A production test was performed at total depth (TD) for three hours with 1,750 cf/m nitrogen. Oil was produced at an average rate of 5,584 b/d, and reservoir gas was produced at an average rate of 390,000 cf/d. The average flowing wellhead pressure was 245 psi.

The second well involved a 6 1/8-in. horizontal section drilled underbalanced from 8 ft (2.4 m) outside the 7-in. liner shoe at 9,205 ft (2,806 m) MD to 10,889 ft (3,319 m) MD. The well began producing at 9,772 ft (2,978 m) MD, and diesel was replaced with produced crude. A total of 1,684 ft (513 m) of open hole was drilled at a controlled drawdown of 6 to 10% of the estimated 2,400 psi reservoir pressure.

An increase in ROP was achieved with 1,684 ft drilled in 85 hours for an average rate of 39 ft/hr (12 m/hr). The BHCP was maintained between 2,100 and 2,280 psi. Oil production while drilling was first observed at 9,772 (2,979 m) MD, and 2,360 bbl were produced during UBD, tripping, and circulation.
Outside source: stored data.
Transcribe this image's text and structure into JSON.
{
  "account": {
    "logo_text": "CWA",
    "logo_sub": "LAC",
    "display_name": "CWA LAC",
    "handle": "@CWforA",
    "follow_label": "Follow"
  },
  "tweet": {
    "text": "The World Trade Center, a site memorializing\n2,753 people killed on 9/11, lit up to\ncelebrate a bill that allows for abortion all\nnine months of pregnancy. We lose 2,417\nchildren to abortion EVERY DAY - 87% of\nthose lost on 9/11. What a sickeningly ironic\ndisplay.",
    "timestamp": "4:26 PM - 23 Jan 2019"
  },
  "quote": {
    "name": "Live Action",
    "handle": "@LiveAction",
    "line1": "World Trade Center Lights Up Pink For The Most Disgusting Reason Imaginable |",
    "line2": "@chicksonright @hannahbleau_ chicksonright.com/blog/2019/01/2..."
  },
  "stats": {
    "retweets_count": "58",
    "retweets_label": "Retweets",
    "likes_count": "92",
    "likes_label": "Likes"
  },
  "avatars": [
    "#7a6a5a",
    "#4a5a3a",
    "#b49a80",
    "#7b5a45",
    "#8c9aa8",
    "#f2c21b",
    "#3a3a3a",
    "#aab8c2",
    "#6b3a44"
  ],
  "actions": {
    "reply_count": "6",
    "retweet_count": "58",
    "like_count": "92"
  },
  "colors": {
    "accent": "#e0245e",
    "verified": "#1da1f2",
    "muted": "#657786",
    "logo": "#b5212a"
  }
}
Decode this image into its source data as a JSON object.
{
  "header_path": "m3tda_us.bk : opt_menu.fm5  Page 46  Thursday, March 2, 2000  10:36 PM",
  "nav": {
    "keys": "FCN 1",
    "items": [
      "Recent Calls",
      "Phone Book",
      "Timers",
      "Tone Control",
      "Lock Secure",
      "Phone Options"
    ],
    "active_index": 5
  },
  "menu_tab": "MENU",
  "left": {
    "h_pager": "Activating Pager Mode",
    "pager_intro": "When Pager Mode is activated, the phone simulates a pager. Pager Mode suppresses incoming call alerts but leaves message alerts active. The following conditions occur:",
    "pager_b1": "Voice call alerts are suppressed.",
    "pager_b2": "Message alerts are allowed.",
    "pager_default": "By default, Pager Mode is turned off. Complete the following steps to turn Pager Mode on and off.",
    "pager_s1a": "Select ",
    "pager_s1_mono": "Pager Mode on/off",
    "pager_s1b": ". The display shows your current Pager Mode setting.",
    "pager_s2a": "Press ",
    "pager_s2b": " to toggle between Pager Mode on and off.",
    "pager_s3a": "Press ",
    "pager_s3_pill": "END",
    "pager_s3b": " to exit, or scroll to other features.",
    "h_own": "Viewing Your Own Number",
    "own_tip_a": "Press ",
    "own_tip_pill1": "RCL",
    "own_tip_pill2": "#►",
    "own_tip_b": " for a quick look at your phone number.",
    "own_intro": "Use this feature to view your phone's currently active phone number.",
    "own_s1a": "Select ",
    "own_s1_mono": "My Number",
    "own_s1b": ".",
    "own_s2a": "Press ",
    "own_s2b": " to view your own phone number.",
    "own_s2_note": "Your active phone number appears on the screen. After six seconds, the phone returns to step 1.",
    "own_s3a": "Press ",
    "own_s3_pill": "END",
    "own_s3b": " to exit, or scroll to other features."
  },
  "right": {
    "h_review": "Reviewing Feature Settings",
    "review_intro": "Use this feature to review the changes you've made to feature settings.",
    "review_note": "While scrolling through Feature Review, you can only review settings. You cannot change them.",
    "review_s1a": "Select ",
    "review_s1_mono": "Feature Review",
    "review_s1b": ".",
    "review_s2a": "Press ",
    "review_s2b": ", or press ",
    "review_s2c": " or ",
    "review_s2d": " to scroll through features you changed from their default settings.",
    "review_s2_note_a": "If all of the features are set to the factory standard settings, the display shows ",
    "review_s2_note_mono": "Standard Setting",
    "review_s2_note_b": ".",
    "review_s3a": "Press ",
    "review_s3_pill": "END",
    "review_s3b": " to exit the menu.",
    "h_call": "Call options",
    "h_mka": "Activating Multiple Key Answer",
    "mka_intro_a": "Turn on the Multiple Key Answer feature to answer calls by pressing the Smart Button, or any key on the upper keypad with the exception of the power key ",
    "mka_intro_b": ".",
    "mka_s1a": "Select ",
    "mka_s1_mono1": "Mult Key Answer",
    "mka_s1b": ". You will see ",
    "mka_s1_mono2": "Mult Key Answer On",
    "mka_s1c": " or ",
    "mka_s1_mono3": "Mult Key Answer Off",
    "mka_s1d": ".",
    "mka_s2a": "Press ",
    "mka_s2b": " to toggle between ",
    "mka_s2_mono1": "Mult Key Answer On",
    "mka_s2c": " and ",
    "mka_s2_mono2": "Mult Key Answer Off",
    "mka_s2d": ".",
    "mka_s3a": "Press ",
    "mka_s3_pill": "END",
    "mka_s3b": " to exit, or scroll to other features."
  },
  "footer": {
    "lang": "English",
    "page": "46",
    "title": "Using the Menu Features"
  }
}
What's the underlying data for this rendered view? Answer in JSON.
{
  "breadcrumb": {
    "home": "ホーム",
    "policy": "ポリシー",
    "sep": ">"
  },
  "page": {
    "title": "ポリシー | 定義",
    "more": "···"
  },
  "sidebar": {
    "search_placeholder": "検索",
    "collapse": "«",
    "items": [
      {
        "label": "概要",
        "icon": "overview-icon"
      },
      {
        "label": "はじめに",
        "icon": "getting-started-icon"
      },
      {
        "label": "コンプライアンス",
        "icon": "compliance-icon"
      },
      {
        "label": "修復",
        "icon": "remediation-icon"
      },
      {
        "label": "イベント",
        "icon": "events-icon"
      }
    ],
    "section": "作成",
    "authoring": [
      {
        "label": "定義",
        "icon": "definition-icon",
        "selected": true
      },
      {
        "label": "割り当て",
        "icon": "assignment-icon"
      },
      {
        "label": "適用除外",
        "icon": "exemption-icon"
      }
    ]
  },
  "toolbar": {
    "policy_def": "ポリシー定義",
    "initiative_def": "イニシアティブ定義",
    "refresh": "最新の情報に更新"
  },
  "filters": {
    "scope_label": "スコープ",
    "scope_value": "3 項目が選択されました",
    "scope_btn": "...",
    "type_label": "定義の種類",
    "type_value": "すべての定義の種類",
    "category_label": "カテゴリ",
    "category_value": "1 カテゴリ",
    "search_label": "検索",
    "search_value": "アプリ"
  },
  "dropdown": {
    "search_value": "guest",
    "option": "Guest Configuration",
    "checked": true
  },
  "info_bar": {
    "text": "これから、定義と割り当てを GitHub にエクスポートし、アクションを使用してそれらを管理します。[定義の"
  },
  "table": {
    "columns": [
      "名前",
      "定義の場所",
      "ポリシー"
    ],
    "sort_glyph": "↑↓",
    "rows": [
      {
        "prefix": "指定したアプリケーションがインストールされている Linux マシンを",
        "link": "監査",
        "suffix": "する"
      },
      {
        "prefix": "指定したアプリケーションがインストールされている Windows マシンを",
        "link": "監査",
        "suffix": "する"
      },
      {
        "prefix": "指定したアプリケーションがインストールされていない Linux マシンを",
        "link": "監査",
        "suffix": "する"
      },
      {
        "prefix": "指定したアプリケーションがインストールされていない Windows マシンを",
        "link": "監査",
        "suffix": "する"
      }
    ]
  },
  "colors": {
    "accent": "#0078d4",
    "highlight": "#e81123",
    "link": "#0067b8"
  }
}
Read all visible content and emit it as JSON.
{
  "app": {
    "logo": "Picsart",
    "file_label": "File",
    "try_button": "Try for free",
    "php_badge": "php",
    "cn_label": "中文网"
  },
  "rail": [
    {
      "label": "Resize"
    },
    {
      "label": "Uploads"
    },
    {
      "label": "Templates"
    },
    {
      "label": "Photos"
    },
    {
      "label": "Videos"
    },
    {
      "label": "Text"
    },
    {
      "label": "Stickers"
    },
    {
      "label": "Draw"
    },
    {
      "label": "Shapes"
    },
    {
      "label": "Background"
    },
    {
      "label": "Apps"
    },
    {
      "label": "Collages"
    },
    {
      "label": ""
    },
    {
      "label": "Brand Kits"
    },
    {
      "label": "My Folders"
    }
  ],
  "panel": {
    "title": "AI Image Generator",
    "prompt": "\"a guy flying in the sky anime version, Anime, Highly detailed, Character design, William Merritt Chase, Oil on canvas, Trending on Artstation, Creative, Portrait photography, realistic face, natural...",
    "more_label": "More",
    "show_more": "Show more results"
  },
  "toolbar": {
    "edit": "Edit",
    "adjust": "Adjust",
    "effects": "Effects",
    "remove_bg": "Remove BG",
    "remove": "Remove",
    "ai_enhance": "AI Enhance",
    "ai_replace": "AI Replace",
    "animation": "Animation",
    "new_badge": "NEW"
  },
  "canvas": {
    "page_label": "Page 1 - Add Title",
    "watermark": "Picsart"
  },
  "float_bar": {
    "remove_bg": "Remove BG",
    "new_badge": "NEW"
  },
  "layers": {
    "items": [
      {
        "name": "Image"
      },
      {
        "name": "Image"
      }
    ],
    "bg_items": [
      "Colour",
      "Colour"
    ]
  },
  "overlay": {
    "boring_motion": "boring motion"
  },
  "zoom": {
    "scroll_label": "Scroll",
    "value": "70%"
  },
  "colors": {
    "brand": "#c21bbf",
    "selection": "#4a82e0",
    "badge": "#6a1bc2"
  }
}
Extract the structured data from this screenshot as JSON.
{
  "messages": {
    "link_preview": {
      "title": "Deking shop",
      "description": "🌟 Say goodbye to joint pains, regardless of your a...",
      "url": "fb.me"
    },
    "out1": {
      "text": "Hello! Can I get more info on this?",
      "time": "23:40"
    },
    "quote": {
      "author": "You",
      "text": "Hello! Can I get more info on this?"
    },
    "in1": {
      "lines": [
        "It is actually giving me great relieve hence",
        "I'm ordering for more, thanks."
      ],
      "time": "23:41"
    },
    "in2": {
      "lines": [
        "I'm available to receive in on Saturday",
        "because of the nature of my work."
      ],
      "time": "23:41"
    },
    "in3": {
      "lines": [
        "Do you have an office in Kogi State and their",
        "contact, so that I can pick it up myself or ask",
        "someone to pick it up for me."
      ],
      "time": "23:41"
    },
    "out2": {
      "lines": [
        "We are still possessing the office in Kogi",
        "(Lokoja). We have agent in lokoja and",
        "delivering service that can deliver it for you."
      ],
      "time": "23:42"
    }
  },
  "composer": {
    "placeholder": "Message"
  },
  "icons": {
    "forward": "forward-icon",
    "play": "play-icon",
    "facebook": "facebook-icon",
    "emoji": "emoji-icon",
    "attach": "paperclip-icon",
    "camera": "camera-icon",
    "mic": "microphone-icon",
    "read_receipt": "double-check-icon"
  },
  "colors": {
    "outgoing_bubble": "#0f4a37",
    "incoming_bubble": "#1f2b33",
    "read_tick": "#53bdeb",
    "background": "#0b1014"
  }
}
At 10,889 ft MD, a production test was performed for an hour with 2,500 cf/m nitrogen. Oil was produced at an average rate of 5,448 b/d along with 780,000 cf/d of gas. The average flowing wellhead pressure was 200 psi.

The third well was built on previous experience with the intent to minimize formation damage, which, in turn, maximizes well production. The well was drilled in a record time of 8 days from start of UBD to TD, yielding approximately three times the average conventional production in the field.

The average ROP during UBD was 21.2 ft/hr (6.46 m/hr). Good hole cleaning was achieved through the 6 1/8-in. UBD section by careful application of drilling rates and working the pipe after each connection.

A total 2,430 bbl of crude were produced while drilling. Immediately after production began, a preliminary flow test recorded production of 2,662 b/d of oil and 0.6 mmscfd. UBD continued to TD. A final flow test yielded an average production of 3,650 b/d and 172,000 cf/d of gas.